11 de março de 2026
Geral

Blecaute

Josefa Cunha
| Tempo de leitura: 3 min

Pane na Cesp provoca blecaute em Bauru

Pane na Cesp provoca blecaute em Bauru

Texto: Josefa Cunha

A cidade de Bauru foi vítima de um blecaute geral na madrugada de ontem e quem estava acordado ou nas ruas por volta das 3 horas se assustou com a completa escuridão. O problema, que também atingiu os vizinhos municípios de Agudos e Duartina, foi provocado por uma explosão, seguida de incêndio, em um dijuntor de 138 Kv da Companhia Energética de São Paulo (Cesp). Quatro viaturas do Corpo de Bombeiros estiveram no local para apagar o fogo e a distribuição de energia só foi completamente restabelecida 37 minutos após o incidente.

Os bombeiros chegaram ao local pouco antes das 3h30, mas o controle do fogo foi tranqüilo. A imprensa só teve acesso ao local depois que a situação foi normalizada. No local, o gerente regional da Cesp, Hamilton Spagolla de Lemos, explicou que a explosão interrompeu a transmissão da linha de 138 Kv que é distribuída para as quatro subestações da Companhia Paulista de Força e Luz (CPFL) em Bauru, que, por sua vez, redistribui para os transformadores das ruas e, finalmente, para as residências e indústrias. A Cesp, enquanto supridora, recebe uma linha de 440 Kv que lá mesmo é baixada para 138 Kv. A linha de 138 Kv que abastece as subestações da CPFL é baixada, nos fios primários que passam na rede pública, para 11,9 Kv. A voltagem de 11,9 Kv vai para os transformadores existentes nas ruas, onde é novamente baixada para 220 e 127 volts e distribuída à rede de energia doméstica e industrial.

Imediatamente após o incidente, o centro de operação da CPFL iniciou um trabalho de manobra para que o transtorno ao consumidor fosse o menor possível. Segundo o gerente de distrito da Força e Luz, Lúcio Esteves Júnior, a ordem nesses casos é "fazer com que o maior número de pessoas fique o menor tempo sem energia". Para que isso fosse possível, a CPFL teve que recorrer à energia de outras estações vizinhas, como Bariri.

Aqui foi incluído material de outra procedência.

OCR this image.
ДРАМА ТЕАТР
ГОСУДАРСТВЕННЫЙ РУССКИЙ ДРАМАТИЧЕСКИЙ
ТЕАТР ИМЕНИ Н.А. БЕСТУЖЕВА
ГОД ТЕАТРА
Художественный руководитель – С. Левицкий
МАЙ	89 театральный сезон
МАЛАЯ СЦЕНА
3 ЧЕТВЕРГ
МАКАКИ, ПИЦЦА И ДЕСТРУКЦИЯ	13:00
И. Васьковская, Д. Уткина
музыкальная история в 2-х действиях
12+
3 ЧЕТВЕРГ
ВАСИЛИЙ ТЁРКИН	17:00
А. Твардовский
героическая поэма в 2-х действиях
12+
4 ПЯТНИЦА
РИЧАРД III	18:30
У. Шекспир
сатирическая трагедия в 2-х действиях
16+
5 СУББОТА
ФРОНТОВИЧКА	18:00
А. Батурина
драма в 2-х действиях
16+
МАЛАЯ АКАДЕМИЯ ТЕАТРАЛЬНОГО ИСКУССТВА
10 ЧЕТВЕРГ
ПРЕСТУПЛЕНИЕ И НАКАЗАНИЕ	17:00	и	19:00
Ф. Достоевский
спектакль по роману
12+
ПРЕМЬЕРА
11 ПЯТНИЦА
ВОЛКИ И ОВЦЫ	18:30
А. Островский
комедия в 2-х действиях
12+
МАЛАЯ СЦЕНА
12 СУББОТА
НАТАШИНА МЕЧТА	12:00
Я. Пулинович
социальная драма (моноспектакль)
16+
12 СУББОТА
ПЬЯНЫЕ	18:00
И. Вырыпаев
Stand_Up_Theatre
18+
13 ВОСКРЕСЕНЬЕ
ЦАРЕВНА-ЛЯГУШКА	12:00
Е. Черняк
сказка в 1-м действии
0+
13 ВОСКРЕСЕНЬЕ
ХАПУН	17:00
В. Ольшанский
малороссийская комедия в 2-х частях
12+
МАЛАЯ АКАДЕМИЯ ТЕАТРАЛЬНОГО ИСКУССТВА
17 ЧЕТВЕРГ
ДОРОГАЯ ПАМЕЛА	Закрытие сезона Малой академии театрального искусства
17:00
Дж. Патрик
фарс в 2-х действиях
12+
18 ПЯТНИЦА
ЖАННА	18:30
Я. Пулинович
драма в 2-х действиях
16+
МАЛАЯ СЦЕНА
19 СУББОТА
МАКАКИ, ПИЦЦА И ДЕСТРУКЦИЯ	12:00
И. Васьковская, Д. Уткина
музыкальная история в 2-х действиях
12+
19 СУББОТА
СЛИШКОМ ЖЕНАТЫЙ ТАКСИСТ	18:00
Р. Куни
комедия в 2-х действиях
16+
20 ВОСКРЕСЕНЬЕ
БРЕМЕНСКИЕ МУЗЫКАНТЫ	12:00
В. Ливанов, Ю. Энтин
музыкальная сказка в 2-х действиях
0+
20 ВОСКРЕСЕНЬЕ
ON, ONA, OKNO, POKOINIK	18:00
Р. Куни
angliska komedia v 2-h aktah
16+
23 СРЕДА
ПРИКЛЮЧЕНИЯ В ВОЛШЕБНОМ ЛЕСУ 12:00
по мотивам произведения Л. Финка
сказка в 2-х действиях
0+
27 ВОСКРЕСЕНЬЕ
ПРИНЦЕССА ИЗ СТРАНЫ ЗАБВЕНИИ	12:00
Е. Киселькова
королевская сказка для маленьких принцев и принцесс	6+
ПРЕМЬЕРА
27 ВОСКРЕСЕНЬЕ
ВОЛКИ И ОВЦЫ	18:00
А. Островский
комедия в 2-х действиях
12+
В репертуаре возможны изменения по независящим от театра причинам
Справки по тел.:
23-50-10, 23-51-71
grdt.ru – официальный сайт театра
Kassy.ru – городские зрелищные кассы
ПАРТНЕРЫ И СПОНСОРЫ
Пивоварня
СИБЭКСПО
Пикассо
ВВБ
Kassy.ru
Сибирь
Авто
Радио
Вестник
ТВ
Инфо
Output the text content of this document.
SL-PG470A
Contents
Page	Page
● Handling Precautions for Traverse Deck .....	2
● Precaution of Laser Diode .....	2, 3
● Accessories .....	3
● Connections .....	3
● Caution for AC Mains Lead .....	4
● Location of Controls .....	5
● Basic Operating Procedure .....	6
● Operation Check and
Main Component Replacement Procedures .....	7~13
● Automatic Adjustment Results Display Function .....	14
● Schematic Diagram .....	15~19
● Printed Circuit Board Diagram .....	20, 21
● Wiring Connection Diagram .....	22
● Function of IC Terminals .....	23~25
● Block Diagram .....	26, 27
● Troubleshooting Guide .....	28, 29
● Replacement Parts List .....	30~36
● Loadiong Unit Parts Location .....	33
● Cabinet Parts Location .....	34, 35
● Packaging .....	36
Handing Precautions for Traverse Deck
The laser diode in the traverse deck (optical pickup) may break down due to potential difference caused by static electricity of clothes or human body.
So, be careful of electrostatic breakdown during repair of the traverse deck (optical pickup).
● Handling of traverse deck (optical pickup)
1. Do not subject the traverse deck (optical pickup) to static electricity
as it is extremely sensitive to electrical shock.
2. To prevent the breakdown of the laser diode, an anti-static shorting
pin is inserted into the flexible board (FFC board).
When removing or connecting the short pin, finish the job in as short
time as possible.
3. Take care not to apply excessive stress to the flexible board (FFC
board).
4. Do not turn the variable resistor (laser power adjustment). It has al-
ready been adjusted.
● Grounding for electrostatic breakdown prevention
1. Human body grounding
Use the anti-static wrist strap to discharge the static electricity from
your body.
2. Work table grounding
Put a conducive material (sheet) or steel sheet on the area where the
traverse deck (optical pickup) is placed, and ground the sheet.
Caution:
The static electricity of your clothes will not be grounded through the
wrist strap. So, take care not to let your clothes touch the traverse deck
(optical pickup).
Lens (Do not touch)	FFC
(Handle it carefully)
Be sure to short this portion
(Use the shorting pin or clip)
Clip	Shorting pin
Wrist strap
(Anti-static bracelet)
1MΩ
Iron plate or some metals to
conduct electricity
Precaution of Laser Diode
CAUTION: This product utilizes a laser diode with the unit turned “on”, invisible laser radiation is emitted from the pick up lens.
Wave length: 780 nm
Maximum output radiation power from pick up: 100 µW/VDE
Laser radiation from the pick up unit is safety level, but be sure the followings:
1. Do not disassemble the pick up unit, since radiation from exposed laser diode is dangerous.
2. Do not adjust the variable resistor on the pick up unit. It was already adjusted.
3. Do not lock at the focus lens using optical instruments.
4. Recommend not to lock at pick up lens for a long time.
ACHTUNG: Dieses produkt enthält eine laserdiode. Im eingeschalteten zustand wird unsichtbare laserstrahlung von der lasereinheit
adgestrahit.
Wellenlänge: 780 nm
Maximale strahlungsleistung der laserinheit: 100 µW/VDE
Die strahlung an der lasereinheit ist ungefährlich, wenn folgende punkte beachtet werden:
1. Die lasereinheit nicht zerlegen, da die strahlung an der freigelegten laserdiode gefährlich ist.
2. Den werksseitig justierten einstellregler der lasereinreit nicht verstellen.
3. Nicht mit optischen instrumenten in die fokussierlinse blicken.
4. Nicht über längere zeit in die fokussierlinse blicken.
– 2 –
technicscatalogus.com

Esteves Júnior conta que num primeiro momento, o blecaute foi total, ou seja, atingiu os 102.998 consumidores de Bauru. A manobra inicial foi realizada na subestação Terra Branca, a qual atende 21 mil consumidores. O fornecimento no setor de abrangência dessa subestação foi restabelecido após 7 minutos de interrupção. Isso significa que o blecaute total durou apenas esse tempo. A manobra seguinte foi realizada nas subestações Estoril e Hipódromo, que, após 25 minutos, voltou a atender os seus 37.795 consumidores. A normalização total ocorreu 37 minutos depois da explosão, quando houve remanejamento de energia na subestação Bauru, a qual abrange 44.199 consumidores. A prioridade de restabelecimento sempre observa locais onde há maior concentração de hospitais e indústrias.

O blecaute acidental - a interrupção não foi motivada por falta de energia - poderia causar um transtorno enorme se tivesse acontecido durante o dia. Como foi na madrugada, a maioria dos consumidores nem chegou a perceber o problema, mas, em muitas casas, o blecaute assustou porque acabou acionando os alarmes. Muita gente também deve ter perdido a hora de acordar em razão do desligamento dos rádios-relógios.

Blecaute pára captação no DAE

A interrupção no fornecimento de energia parou o sistema de Captação e Tratamento de Água do DAE por duas horas, segundo informações da autarquia. Nesse tempo, as bombas que tiram a água do Rio Batalha e os equipamentos que fazem o tratamento não puderam trabalhar. O problema foi detectado imediatamente pelos técnicos da autarquia, mas o abastecimento ficou deficiente. Por conta do problema, o DAE solicita economia na utilização de água aos moradores das regiões da avenida Cruzeiro do Sul, Geisel, Jardim Marambá e Higienópolis.